Jacques-Henri Eyraud en veut notamment à Jean-Michel Aulas pour ses provocations répétées avant mais surtout après la rencontre entre les deux équipes. Le patron lyonnais n’a eu cesse de jeter de l’huile sur le feu. « Je ne suis pas du tout surpris par son côté provocateur. Provocation et Jean-Michel Aulas, c’est un pléonasme. J’ai quand même été étonné par l’attitude des Lyonnais. Ils ont semblé extrêmement choqués par le degré de préparation qui était le nôtre, en répétant qu’en trente ans, ils n’avaient jamais vu ça, que c’était un scandale. Cela ouvre un certain nombre d’hypothèses : la première, c’est que l’OL et son président n’ont pas l’habitude d’avoir une opposition digne de ce nom dans la gestion de dossiers contradictoires ou de contentieux entre clubs. Il va falloir qu’ils s’habituent : nous allons adopter dans toutes nos démarches le même souci du détail, le même niveau de préparation et la même volonté de prouver que les causes que nous défendons sont justes. Encore faut-il que le match n’ait pas déjà été joué avant son coup d’envoi ! Je n’ose imaginer que cela ait été le cas. »

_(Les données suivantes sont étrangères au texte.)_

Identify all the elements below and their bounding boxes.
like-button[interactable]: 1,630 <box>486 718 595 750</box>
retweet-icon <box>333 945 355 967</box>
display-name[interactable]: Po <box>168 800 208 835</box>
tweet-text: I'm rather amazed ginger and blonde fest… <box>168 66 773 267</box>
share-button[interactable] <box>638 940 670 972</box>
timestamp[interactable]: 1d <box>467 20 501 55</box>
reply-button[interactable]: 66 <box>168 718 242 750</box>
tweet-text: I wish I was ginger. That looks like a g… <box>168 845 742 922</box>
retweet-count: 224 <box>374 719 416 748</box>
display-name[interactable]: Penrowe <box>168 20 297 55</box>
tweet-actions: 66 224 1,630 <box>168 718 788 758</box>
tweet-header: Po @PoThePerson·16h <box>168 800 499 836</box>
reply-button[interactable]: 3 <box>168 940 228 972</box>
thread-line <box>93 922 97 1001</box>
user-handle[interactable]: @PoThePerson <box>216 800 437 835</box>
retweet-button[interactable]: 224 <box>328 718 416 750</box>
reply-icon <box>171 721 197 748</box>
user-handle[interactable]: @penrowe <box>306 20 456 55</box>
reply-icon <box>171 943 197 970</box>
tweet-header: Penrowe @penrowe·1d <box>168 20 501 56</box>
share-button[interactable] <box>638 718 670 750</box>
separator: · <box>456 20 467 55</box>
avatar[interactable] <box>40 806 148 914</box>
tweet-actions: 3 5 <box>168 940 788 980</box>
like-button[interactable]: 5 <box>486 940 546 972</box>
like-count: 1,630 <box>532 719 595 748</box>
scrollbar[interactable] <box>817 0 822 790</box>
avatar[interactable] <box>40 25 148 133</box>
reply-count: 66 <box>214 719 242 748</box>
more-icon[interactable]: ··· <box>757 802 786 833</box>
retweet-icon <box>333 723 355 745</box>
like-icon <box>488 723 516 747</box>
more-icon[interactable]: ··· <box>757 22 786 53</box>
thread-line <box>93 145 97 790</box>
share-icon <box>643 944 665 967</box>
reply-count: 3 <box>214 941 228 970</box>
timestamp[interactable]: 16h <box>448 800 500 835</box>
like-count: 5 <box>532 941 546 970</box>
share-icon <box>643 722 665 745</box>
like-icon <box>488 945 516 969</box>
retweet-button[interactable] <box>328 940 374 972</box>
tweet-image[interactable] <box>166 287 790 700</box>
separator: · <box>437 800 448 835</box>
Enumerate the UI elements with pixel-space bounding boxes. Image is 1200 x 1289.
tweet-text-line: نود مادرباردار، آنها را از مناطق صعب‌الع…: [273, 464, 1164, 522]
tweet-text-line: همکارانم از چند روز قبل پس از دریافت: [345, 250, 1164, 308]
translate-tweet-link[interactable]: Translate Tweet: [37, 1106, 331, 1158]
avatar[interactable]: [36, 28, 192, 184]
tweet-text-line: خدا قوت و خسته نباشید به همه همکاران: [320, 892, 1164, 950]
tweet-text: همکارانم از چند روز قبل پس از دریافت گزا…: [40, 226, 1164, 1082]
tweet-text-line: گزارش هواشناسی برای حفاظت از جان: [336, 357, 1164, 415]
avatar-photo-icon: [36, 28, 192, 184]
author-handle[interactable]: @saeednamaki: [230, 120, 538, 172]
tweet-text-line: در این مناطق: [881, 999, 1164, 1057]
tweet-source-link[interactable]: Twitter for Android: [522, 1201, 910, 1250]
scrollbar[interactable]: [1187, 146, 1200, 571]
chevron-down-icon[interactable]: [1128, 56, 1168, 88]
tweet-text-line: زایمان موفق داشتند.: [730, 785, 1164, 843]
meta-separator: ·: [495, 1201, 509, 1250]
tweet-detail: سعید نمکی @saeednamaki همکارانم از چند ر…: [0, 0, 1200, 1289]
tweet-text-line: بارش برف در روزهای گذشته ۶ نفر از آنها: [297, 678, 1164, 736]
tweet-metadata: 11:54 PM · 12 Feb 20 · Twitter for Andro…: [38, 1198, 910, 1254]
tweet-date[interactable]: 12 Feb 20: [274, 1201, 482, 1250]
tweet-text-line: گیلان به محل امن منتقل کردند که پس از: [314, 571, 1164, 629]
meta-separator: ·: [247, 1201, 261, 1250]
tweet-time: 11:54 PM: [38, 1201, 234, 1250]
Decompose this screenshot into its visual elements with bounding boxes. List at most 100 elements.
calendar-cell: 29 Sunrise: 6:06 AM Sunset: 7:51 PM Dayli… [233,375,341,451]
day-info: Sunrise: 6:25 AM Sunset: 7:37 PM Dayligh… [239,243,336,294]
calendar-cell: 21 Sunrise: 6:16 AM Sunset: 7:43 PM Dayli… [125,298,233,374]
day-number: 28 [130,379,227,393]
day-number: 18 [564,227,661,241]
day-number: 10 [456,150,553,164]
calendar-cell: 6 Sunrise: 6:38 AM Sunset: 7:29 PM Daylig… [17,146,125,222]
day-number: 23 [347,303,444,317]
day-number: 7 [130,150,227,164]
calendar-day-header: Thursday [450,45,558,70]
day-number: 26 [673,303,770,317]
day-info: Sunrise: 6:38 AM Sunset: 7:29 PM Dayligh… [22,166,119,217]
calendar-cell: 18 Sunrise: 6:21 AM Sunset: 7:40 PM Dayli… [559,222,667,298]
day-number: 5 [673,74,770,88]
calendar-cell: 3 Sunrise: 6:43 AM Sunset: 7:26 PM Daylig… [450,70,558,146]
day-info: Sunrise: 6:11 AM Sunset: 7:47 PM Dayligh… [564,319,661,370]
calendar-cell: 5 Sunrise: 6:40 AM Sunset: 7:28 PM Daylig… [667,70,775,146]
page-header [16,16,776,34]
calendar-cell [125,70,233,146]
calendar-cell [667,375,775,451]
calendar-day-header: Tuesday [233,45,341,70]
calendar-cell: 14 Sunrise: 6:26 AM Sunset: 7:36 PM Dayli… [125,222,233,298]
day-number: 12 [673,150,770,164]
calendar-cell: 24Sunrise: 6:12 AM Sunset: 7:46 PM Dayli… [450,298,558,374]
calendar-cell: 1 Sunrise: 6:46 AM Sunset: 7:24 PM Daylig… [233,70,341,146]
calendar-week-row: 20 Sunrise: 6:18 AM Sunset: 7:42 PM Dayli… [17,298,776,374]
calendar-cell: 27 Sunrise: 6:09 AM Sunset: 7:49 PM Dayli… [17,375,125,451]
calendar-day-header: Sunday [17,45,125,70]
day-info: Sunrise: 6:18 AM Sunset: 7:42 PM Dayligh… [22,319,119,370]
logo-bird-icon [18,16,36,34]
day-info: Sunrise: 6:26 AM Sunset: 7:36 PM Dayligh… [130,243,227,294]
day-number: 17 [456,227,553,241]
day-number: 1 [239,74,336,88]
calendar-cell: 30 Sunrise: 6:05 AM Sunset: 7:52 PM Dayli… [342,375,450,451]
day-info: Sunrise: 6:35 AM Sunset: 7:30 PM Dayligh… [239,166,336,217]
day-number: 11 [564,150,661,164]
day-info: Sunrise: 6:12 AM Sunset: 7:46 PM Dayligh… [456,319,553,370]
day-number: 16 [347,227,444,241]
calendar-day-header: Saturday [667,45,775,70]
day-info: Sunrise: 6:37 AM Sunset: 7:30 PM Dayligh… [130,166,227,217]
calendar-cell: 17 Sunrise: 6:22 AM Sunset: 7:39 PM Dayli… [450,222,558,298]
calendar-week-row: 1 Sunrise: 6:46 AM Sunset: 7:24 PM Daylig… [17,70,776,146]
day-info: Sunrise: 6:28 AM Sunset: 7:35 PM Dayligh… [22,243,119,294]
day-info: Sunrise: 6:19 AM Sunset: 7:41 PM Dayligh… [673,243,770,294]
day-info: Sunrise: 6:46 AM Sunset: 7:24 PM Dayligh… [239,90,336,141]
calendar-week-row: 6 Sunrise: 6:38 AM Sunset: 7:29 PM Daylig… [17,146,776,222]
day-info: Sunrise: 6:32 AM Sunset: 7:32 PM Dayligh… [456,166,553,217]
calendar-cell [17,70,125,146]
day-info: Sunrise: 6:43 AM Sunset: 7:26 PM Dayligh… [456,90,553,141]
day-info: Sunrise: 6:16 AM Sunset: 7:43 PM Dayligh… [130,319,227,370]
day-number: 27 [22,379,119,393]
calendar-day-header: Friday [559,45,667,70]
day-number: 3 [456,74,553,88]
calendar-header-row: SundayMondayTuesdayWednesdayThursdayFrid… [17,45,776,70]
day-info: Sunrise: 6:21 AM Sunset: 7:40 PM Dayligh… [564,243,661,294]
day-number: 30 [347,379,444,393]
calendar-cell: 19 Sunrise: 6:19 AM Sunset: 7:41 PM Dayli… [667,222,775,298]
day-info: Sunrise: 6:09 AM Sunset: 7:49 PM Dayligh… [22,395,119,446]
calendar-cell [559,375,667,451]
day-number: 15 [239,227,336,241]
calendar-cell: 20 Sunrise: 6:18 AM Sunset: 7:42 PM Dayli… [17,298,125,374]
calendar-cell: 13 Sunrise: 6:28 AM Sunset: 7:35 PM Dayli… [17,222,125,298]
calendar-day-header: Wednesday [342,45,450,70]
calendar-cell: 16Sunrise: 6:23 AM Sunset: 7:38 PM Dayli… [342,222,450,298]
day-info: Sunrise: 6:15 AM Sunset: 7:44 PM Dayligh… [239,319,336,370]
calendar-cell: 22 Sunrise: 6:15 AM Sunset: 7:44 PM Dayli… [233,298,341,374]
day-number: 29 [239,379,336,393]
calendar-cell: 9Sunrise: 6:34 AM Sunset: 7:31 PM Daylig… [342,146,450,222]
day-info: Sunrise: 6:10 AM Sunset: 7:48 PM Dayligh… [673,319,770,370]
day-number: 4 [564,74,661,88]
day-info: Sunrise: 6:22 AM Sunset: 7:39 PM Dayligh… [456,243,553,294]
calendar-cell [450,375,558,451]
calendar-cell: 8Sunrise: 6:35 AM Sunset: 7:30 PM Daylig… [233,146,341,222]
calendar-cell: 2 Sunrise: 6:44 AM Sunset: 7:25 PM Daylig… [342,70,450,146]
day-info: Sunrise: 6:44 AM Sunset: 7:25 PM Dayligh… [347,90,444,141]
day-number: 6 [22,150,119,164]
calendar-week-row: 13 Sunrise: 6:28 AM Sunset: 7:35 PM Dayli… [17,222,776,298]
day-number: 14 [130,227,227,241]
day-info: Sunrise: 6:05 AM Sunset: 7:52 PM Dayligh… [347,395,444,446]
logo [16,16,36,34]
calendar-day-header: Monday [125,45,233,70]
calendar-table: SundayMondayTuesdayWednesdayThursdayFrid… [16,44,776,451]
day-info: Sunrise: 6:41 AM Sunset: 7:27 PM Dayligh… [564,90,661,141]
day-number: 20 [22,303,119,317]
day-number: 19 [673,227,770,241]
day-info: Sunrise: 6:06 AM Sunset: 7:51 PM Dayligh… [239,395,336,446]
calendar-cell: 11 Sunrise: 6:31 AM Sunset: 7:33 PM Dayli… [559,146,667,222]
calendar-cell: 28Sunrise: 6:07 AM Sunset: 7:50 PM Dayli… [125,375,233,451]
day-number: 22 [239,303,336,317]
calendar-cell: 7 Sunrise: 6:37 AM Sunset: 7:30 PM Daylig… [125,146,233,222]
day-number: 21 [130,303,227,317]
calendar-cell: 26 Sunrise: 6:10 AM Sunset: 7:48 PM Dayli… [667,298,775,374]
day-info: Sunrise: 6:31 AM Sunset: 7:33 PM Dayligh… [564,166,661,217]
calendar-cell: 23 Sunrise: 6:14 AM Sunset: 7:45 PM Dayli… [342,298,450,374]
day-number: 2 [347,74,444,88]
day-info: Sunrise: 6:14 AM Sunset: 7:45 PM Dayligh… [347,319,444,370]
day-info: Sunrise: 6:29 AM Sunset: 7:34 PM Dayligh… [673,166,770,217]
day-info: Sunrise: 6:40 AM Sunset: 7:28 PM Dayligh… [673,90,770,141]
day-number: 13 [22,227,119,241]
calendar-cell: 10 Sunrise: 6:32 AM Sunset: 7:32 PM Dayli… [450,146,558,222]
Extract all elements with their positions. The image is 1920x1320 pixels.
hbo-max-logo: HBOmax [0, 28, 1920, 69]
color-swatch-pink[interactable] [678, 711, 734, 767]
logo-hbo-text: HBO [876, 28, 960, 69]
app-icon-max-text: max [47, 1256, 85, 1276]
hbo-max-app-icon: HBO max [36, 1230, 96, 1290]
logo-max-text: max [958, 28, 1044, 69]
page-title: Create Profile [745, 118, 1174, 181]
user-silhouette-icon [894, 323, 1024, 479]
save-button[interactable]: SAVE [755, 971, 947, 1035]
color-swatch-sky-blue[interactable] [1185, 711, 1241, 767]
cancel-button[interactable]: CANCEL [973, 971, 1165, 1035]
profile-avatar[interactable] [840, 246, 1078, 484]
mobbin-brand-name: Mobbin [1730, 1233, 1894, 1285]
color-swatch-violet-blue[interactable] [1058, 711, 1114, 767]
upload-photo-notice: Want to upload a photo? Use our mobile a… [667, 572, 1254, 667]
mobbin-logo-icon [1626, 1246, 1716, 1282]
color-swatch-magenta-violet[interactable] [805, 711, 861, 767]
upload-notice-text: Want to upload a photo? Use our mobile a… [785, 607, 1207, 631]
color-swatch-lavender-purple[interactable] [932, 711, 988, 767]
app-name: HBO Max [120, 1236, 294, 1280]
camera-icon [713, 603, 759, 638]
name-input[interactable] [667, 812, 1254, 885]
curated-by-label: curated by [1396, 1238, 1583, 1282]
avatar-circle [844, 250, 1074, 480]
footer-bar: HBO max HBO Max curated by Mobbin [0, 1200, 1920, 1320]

En poste depuis un an et demi à la tête de l’OM, Eyraud a pris le temps d’analyser, de prendre du recul, y compris dans la compréhension du système organisationnel du football français. « Aujourd’hui, ce délai d’un an et demi me permet de tirer un nombre de conclusions de ce que j’ai pu entendre, de ce dont j’ai été témoin, et peut-être de changer d’approche. » Voilà qu’il veut maintenant faire bouger les lignes et modifier certaines habitudes qui lui semblent incongrues. Il a notamment la Ligue dans son viseur. « Là, c’est de l’ensemble du football français, de ses bases, de ses fondations dont il s’agit. Je veux croire encore que la LFP et certaines des commissions qui la composent sont indépendantes. Ce que je note en tout cas, c’est que les membres de la commission de discipline se lèvent plus prestement pour saluer le président de Lyon que celui de l’Olympique de Marseille quand il rentre dans la pièce. Le privilège de l’âge, je présume. (…) C’est malsain parce que cela renforce, qu’on le veuille ou non, un sentiment d’impunité dont l’OL doit quelque part aussi être la victime, parce que les gens le voient. (…) Je pense qu’il faut maintenant franchir un cap et réformer de façon profonde un certain nombre de modes de fonctionnement propres à la Ligue de Football Professionnel. C’est nécessaire et ça l’est d’autant plus quand on voit quelles peuvent être les pratiques dans des grands championnats comme l’Angleterre ou l’Allemagne. C’est une exigence absolue. » Qu’on se le dise, Eyraiud ne se laissera plus faire. La guerre avec Aulas prend un nouveau virage.